E tu, ricolma di peccati così considerevoli, non vuoi convertirti a Dio, tu, che ancora non sei stata colpita da alcun male? Vedi, disse, Sodoma, e Gomorra, e le altre città unite ad esse, nelle quali, nel fuoco che scendeva dal Cielo perirono, quasi innumerevoli innocenti, con i loro genitori; e tu, dimora di tutti i vizi, e di tutti i peccati, rimani illesa. Forse che tutti i Padri non morirono così nel deserto? Anzi i santissimi Mosè ed Aronne, non morirono a causa della sola vanagloria e della mormorazione? E tu, così abominevole meretrice, piena di così nefandi peccati, non ancora punita per essi, non riconosci verso di te la clemenza del Giudice, tanto severo, e terribile per gli altri? Udendo queste parole, Benedetta era inghiottita da tanti pianti e gemiti che quasi moriva. La Madre Maria assai clemente, offrì il quarto giglio alla sua figlia Benedetta. In esso c’era scritto: Ricordati in che modo sei stata chiamata, mentre tanti Regni delle genti, e dei Giudei non sono stati attratti da Cristo.

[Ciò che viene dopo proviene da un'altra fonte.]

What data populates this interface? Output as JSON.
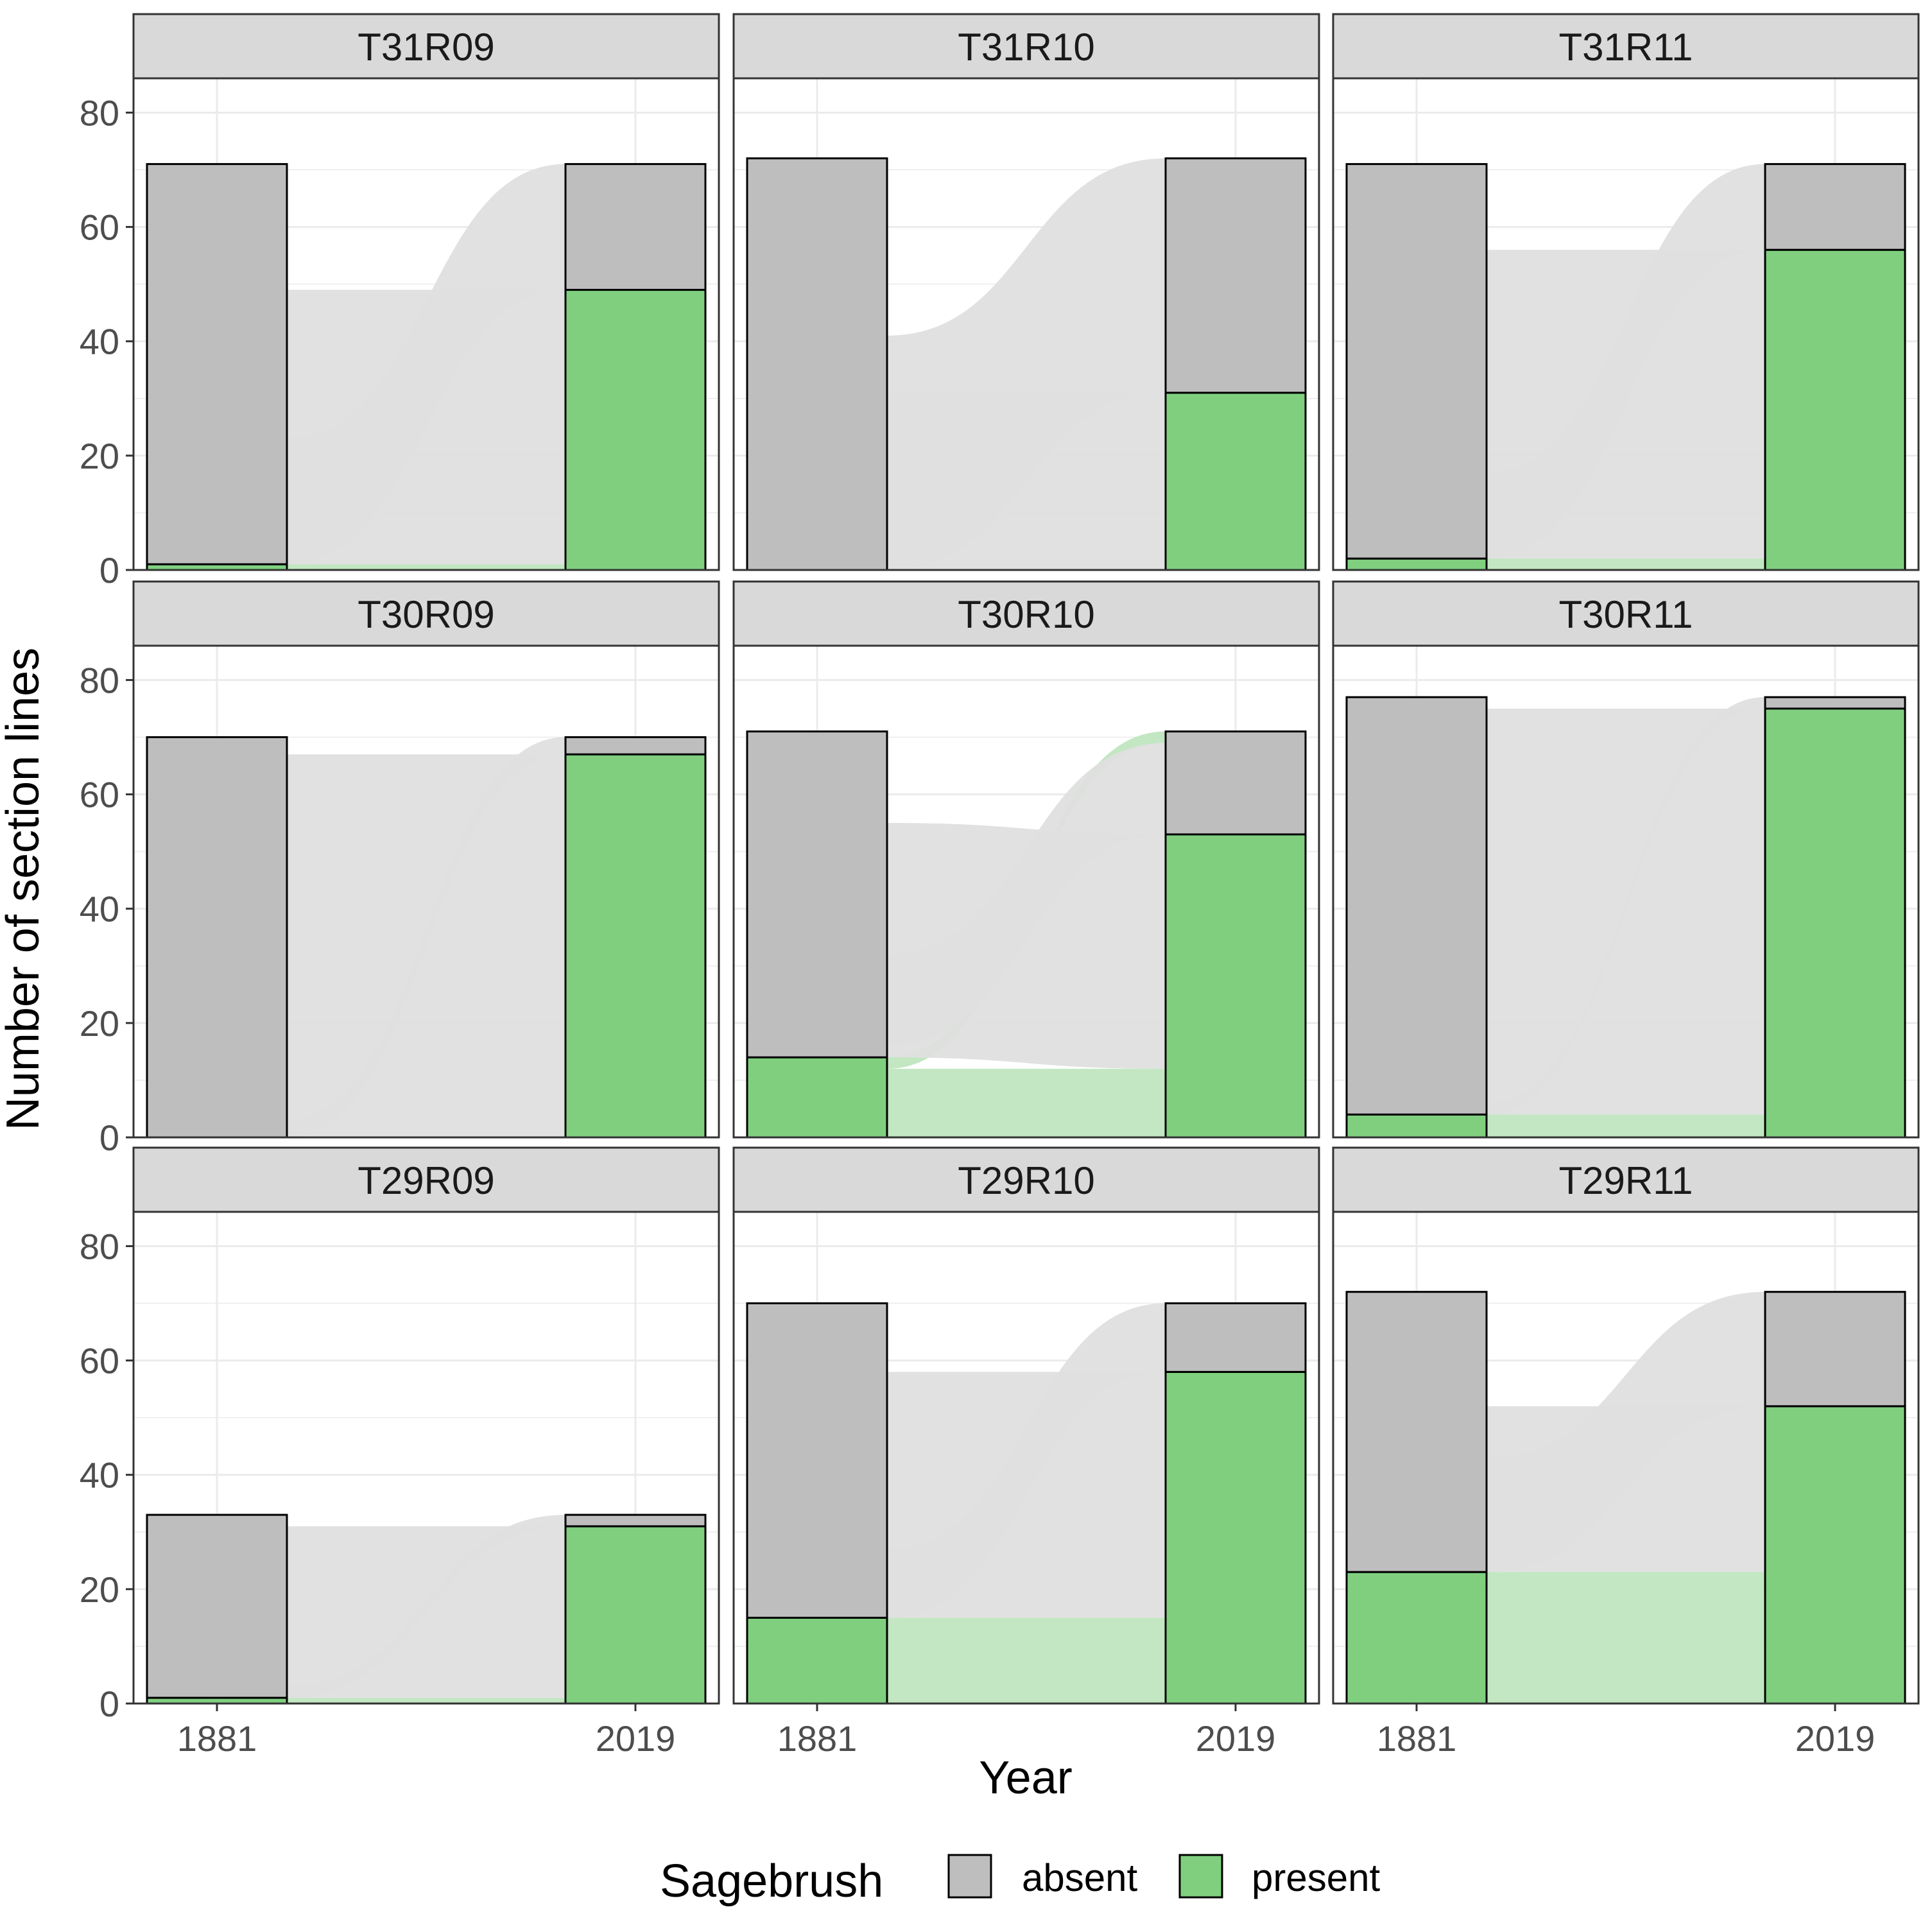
{
  "colors": {
    "absent": "#BEBEBE",
    "present": "#7FCF7F",
    "strip": "#D9D9D9",
    "flow_absent": "#DFDFDF",
    "flow_present": "#BFE6BF",
    "grid": "#EBEBEB",
    "border": "#333333",
    "tick_text": "#4D4D4D"
  },
  "chart_data": {
    "type": "bar",
    "subtype": "faceted stacked bar with alluvial flows",
    "xlabel": "Year",
    "ylabel": "Number of section lines",
    "categories": [
      "1881",
      "2019"
    ],
    "y_ticks": [
      0,
      20,
      40,
      60,
      80
    ],
    "ylim": [
      0,
      86
    ],
    "grid": true,
    "legend": {
      "title": "Sagebrush",
      "position": "bottom",
      "items": [
        {
          "key": "absent",
          "label": "absent"
        },
        {
          "key": "present",
          "label": "present"
        }
      ]
    },
    "panels": [
      {
        "label": "T31R09",
        "present": [
          1,
          49
        ],
        "absent": [
          70,
          22
        ],
        "flows": {
          "present_present": 1,
          "present_absent": 0,
          "absent_present": 48,
          "absent_absent": 22
        }
      },
      {
        "label": "T31R10",
        "present": [
          0,
          31
        ],
        "absent": [
          72,
          41
        ],
        "flows": {
          "present_present": 0,
          "present_absent": 0,
          "absent_present": 31,
          "absent_absent": 41
        }
      },
      {
        "label": "T31R11",
        "present": [
          2,
          56
        ],
        "absent": [
          69,
          15
        ],
        "flows": {
          "present_present": 2,
          "present_absent": 0,
          "absent_present": 54,
          "absent_absent": 15
        }
      },
      {
        "label": "T30R09",
        "present": [
          0,
          67
        ],
        "absent": [
          70,
          3
        ],
        "flows": {
          "present_present": 0,
          "present_absent": 0,
          "absent_present": 67,
          "absent_absent": 3
        }
      },
      {
        "label": "T30R10",
        "present": [
          14,
          53
        ],
        "absent": [
          57,
          18
        ],
        "flows": {
          "present_present": 12,
          "present_absent": 2,
          "absent_present": 41,
          "absent_absent": 16
        }
      },
      {
        "label": "T30R11",
        "present": [
          4,
          75
        ],
        "absent": [
          73,
          2
        ],
        "flows": {
          "present_present": 4,
          "present_absent": 0,
          "absent_present": 71,
          "absent_absent": 2
        }
      },
      {
        "label": "T29R09",
        "present": [
          1,
          31
        ],
        "absent": [
          32,
          2
        ],
        "flows": {
          "present_present": 1,
          "present_absent": 0,
          "absent_present": 30,
          "absent_absent": 2
        }
      },
      {
        "label": "T29R10",
        "present": [
          15,
          58
        ],
        "absent": [
          55,
          12
        ],
        "flows": {
          "present_present": 15,
          "present_absent": 0,
          "absent_present": 43,
          "absent_absent": 12
        }
      },
      {
        "label": "T29R11",
        "present": [
          23,
          52
        ],
        "absent": [
          49,
          20
        ],
        "flows": {
          "present_present": 23,
          "present_absent": 0,
          "absent_present": 29,
          "absent_absent": 20
        }
      }
    ]
  }
}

Esponendo questo la Sorgente della Bontà Santa Maria disse: Forse che a te non è stata fatta una grande grazia, o figlia, perché Cristo ti ha chiamato, e non ha attirato tanti Re dei pagani, comandanti, e nobili, tanti bei giovani, e tante belle donne, molto forti, molto ricchi, di entrambi i sessi, ormai da tanti anni alla sua legge, mentre ha condotto alla sua conoscenza te, poveretta, misera e miserabile, e la più piccola di tutte, carnale, e fallace? 

Pensa queste cose, dunque, e pensa se questa non ti pare una gran cosa, perché essi sono figli del diavolo, e con i demoni, in tutti i peccati camminano, e vanno per la via della morte discendendo all’Inferno, e tu, molto indegna, da Dio nel Battesimo sei stata chiamata, unita agli Angeli e stabilita sulla via della salvezza. 
Medita queste cose e riconosci in ciò, quanta grazia e benignità e clemenza ti è stata mostrata, e tuttavia hai offeso il tuo Dio più di tutti i Giudei e i pagani senza ogni paragone. 
2. Oppure quanti, pensa, sono i Giudei e i Pagani, che ora digiunano, portano di continuo il cilicio e si disciplinano aspramente, mantengono il silenzio, compiono opere di misericordia, e tuttavia con tutte queste cose sono trascinati all’inferno. E tu, piena di miseria e di peccati, ancora senza pentimento e senza opere buone sei attesa da Dio e sei custodita sulla via della salvezza da me e dagli Angeli. 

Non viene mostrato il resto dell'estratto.